Leave it to Leonardo DiCaprio to remind us that social media can serve a porpoise.
The vaquita porpoise, to be precise.
The actor and activist used Twitter and Instagram this week to get his millions of followers to sign a petition asking Mexico’s President to take immediate action to protect the endangered vaquita porpoise, native to that country’s Gulf of California.
His plea apparently got the attention of Mexican President Enrique Peña Nieto, who on Thursday night fired off a series of tweets — in English — defending his government’s efforts to save the vaquita.
“Mexico has focused all its efforts to prevent the extinction of this species,” Peña Nieto said in one of seven tweets published on his verified account.
There may be fewer than 30 vaquita left in the Upper Gulf of California, the only place on Earth where the tiny porpoise live, according to the World Wildlife Fund, the organization behind the petition that DiCaprio cited.
Illegal fishing and lax enforcement of existing fishing laws have contributed to the rapid decline of the vaquita, according a recent report by the International Committee for the Recovery of the Vaquita.
The estimated vaquita population dropped from about 60 to 30 between 2015 and 2016, and the species is in danger of becoming extinct in a few years, the report says.
The World Wildlife Fund petition calls on Peña Nieto to establish a permanent ban on gill nets. Vaquitas are not fished directly, but get caught in gill nets that fishermen use to illegally catch totoaba, a large fish popular in Asia.
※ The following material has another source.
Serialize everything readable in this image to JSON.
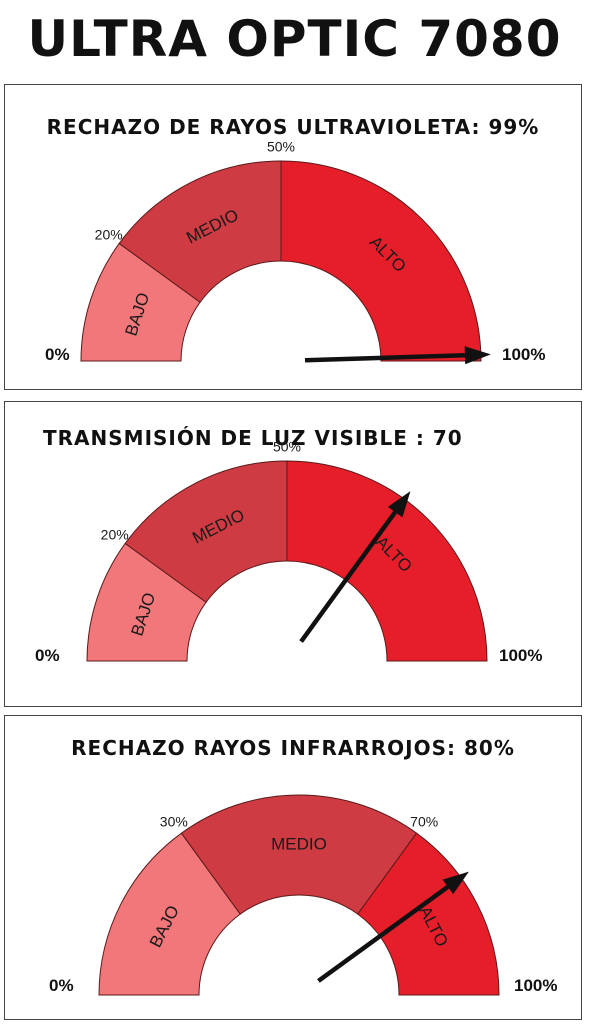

The Mexican President said his administration is making an effort that should have been started decades ago. His tweets pointed out the two-year ban on gill nets in the area, and the presence of 300 marines who patrol the area for illegal fishing.
DiCaprio and the WWF say it’s not enough.
While Peña Nieto’s response to DiCaprio was unusual for the number of tweets he dedicated to the issue and the fact that it was in English, the Mexican President has been outspoken on the efforts to save the vaquita in the past.